Jacques who?: Bill Murray
Question: I was listening to the DVD commentary for The Life Aquatic with Steve Zissou and noticed that when cowriters Noah Baumbach and Wes Anderson discussed inspirations for the character of Zissou, the name was bleeped out. I'm guessing they were saying "Jacques Cousteau," but regardless of whether or not I'm right, why was the commentary censored?

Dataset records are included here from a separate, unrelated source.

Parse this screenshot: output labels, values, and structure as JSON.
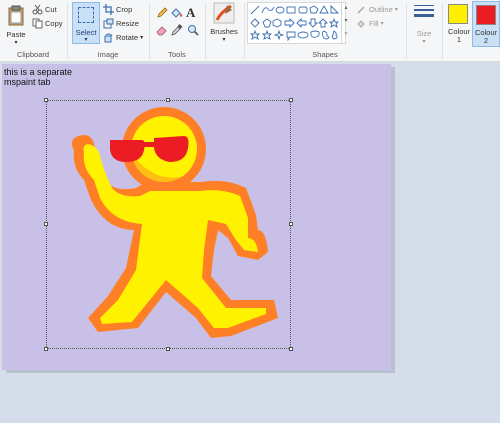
{
  "ribbon": {
    "clipboard": {
      "paste_label": "Paste",
      "cut_label": "Cut",
      "copy_label": "Copy",
      "group_label": "Clipboard"
    },
    "image": {
      "select_label": "Select",
      "crop_label": "Crop",
      "resize_label": "Resize",
      "rotate_label": "Rotate",
      "group_label": "Image"
    },
    "tools": {
      "group_label": "Tools",
      "text_tool_glyph": "A"
    },
    "brushes": {
      "label": "Brushes"
    },
    "shapes": {
      "outline_label": "Outline",
      "fill_label": "Fill",
      "group_label": "Shapes"
    },
    "size": {
      "label": "Size"
    },
    "colours": {
      "colour1_label": "Colour 1",
      "colour2_label": "Colour 2",
      "colour1_value": "#ffee00",
      "colour2_value": "#ec1c24"
    }
  },
  "canvas": {
    "text_line1": "this is a separate",
    "text_line2": "mspaint tab",
    "background": "#c8c0e6"
  },
  "figure": {
    "body_color": "#fff200",
    "outline_color": "#ff7f27",
    "glasses_color": "#ec1c24"
  }
}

Answer: They were clearly saying "Jacques Cousteau," and my best guess is that Miramax Home Entertainment's legal department counseled bleeping the name. Not because there's any legal reason you can't mention a person's name, particularly that of a famous person, but because there may have been concern about potential legal actions stemming from the claim that The Life Aquatic either exploited Jacques Cousteau's reputation without compensation or, worse, defamed Cousteau and damaged the commercial value of the name. Oceanographic adventurer Steve Zissou (Bill Murray) is, after all, a middle-aged lecher who smokes pot, breaks into another oceanographer's mid-ocean facility to "borrow" his equipment, exploits student interns and is less knowledgeable about sea life than his wife. It's one thing for everyone to assume that Zissou was modeled on Cousteau, and another to have the filmmakers actually saying so on the record. Though Cousteau himself died in 1997, at the age of 85, the Cousteau Society lives on and oversees a wide range of programs designed to protect and increase public awareness of water-based ecosystems. In 1996, two years before he died, Jacques Cousteau himself sued his own son, Jean-Michel Cousteau, to force him to rename his ecotourism resort in the Fiji Islands; Jacques argued that people might think the resort was somehow connected to the nonprofit Cousteau Society. That's the kind of litigious spirit that keeps lawyers in business and inclines in-house corporate counsel to recommend caution at all costs.